In a commendable stride towards environmental stewardship and public health, the Westfalen Group, renowned for its widespread influence in technical gases, energy solutions, and healthcare, has pledged its support for the SCB-financed clean drinking water initiative in Nepal.  Westfalen’s commitment stems from the company’s innovative internal competition, ‘Headventure,’ which encourages employees to propose groundbreaking ideas for sustainable development. The initiative goes beyond immediate health benefits, safeguarding local forests as carbon stores, and contributing to the larger fight against climate change through the creation of marketable climate protection certificates.

As a company, we are ambitious in doing our part to solve the climate crisis and have already taken steps to avoid and reduce emissions. But despite many measures, they cannot yet be completely avoided,” states Christin Wessels, Sustainability Manager at the Westfalen Group.

As part of the Headventure team, Christin investigates ways to compensate for CO2 emissions. The concept was to increase the influence and transparency of climate protection projects invested in by the Westfalen Group. SCB Group was selected due to the many years of expertise in the development and implementation of climate protection projects. “It is a competent partner that knows the local social and political situation,” says Christin.

Through the project, around 400 institutions in Nepal are supplied with water purification units, resulting in treated drinking water for local households and communities.
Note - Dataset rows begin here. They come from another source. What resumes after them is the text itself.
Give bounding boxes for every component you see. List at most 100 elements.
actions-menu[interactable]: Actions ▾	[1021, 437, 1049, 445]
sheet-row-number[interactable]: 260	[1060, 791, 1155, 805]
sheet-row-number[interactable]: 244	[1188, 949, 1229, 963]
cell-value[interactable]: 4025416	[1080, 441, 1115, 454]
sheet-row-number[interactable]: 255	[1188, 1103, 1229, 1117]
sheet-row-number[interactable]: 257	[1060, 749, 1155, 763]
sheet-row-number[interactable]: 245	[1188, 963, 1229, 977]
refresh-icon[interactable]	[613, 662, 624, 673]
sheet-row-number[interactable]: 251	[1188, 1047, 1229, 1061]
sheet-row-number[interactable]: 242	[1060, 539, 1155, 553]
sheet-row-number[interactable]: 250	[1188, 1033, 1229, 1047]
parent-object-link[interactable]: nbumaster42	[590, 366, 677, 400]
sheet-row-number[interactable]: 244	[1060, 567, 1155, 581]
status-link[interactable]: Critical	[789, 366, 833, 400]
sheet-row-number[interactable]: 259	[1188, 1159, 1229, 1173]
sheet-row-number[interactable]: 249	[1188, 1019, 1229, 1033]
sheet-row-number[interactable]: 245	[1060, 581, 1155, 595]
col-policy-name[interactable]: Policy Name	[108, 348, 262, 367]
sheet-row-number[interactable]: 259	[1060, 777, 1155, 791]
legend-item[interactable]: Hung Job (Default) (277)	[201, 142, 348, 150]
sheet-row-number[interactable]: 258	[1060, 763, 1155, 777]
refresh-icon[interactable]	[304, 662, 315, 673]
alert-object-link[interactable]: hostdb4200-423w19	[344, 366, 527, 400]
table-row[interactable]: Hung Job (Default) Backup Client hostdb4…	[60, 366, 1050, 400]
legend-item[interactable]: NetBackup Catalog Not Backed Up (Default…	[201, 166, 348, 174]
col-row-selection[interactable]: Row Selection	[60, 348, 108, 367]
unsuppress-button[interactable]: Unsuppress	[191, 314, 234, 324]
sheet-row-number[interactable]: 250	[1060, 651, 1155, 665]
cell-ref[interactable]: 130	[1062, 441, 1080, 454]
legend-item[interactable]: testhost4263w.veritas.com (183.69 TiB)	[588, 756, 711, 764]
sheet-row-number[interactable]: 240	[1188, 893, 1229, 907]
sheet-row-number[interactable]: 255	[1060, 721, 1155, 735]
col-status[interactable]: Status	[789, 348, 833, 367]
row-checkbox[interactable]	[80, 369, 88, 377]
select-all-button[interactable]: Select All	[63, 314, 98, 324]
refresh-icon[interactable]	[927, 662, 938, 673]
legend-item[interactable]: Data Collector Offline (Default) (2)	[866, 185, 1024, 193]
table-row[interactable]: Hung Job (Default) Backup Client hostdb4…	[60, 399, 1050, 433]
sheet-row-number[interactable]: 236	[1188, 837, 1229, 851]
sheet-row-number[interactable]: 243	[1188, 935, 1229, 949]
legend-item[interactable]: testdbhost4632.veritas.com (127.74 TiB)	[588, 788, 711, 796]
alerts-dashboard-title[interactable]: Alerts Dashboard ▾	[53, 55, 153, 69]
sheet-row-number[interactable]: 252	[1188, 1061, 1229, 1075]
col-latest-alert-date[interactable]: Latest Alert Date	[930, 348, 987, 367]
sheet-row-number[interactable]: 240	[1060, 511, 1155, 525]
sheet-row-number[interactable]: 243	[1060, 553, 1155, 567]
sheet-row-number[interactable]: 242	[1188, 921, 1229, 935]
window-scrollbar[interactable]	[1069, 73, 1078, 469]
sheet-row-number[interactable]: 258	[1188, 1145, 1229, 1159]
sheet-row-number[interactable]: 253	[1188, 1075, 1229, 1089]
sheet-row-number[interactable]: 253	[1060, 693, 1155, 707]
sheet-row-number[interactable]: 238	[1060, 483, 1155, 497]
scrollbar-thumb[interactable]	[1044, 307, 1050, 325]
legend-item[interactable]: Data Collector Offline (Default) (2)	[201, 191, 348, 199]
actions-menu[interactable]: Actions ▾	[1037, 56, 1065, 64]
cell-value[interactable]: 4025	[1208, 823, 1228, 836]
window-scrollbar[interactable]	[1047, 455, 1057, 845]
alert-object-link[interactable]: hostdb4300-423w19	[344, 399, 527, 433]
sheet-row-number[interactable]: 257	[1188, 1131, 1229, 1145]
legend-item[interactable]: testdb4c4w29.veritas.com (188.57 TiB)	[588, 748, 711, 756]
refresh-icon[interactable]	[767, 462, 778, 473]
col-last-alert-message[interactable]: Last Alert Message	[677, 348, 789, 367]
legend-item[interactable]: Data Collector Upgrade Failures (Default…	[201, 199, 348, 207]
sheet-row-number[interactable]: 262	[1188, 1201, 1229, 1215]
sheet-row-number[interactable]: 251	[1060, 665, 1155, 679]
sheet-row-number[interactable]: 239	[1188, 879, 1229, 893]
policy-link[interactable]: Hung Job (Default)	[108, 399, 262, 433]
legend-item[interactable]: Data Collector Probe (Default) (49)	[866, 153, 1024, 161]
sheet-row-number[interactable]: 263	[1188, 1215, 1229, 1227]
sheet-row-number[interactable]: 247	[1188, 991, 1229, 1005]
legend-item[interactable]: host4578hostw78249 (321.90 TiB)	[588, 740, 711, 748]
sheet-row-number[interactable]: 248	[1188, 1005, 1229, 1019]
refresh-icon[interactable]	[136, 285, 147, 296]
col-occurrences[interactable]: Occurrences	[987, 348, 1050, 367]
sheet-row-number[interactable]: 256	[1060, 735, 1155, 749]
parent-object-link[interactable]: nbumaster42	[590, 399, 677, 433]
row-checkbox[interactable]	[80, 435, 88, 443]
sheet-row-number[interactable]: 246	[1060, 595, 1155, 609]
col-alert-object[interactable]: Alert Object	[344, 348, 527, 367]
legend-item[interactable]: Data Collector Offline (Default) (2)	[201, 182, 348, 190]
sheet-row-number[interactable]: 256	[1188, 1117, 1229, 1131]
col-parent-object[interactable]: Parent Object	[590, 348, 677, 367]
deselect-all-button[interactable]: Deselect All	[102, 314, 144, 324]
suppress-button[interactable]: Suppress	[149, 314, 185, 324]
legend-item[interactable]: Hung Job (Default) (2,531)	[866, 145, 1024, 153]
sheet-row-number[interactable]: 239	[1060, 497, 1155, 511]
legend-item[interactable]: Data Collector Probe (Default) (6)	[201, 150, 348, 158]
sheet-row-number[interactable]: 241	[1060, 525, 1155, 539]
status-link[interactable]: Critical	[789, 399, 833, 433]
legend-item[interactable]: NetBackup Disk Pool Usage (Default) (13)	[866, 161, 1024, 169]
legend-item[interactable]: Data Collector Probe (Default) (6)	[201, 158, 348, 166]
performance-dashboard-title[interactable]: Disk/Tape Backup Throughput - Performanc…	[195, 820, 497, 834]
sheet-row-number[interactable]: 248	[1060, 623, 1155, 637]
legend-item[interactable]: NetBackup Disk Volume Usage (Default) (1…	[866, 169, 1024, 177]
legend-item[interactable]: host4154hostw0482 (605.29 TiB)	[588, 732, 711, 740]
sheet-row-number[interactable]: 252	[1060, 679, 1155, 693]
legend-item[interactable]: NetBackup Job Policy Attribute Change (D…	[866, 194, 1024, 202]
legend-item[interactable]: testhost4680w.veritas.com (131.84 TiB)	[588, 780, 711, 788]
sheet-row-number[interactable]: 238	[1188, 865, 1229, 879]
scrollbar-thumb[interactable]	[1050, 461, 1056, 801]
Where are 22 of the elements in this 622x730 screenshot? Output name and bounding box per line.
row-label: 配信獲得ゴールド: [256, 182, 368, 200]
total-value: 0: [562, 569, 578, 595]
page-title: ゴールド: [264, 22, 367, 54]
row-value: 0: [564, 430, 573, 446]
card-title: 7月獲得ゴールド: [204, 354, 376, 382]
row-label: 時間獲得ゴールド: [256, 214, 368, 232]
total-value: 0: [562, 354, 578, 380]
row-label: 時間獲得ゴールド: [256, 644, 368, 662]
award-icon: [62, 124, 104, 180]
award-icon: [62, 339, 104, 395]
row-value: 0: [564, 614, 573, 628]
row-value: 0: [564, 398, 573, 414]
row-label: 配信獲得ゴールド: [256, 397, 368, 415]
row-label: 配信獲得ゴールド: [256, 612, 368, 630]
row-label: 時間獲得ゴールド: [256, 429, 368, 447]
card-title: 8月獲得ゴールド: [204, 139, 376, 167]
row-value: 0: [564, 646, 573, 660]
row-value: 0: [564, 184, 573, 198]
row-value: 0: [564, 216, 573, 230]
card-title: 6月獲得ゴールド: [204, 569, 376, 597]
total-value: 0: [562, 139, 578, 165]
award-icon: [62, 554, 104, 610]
The focus is particularly on equipping schools with sanitary facilities. Local project implementing partners also educate children about hygiene. The water treatment system is monitored and maintained by locally trained residents.

Kevin McGeeney, CEO of SCB Group, reflects, “We are pleased that the Westfalen Group is supporting this project, which not only contributes to environmental protection, but also improves health and prosperity through the provision of clean drinking water. The project leasds to a reduction in the incidence of waterborne diseases and improves equity and properity.” Baseline studies show that women would spend up to one day a week collecting firewood in order to cook on a slow-burning and smokey traditional fire.

The profound implications of the project are evident in the testimonies shared by those on the ground. “When our colleagues at SCB visited the safe drinking water project in Nepal recently, they witnessed firsthand the transformative impact this project has had on schoolchildren, households, institutions, and communities,” shares Juliette Vidal, Senior Trader at SCB Carbon Desk. “Improved access to clean drinking water translates into less time spent being sick, which directly correlates to more time spent in school, reduced absenteeism from work, and financial savings from medical expenses”, she says.

Living conditions and health are significantly improved in several respects. Boiling water is no longer necessary, the need for firewood is reduced and the forest is protected as a carbon store: All of this saves carbon dioxide. In the form of credits, these reductions can be marketed as certificates on the voluntary emissions market. The project meets strict verification criteria, and is certified by the Gold Standard as supporting Sustainable Development Goals in addition to combating climate change.

With the climate protection certificates, we can also effectively support our stakeholders on the path to sustainable progress,” explains Executive Board member Dr. Meike Schäffler, emphasizing, “We don’t see sustainability as a one-off action, but as a holistic and ongoing process, a constant learning and development.”

About Westfalen

The Westfalen Group is active in the fields of technical gases, refrigeration and heating, service stations and mobility, and respiratory home therapy. Founded in Münster in 1923, the family-owned company is now represented by numerous subsidiaries and affiliates at over 20 production sites in Germany, the Netherlands, Belgium, France, Switzerland and Austria.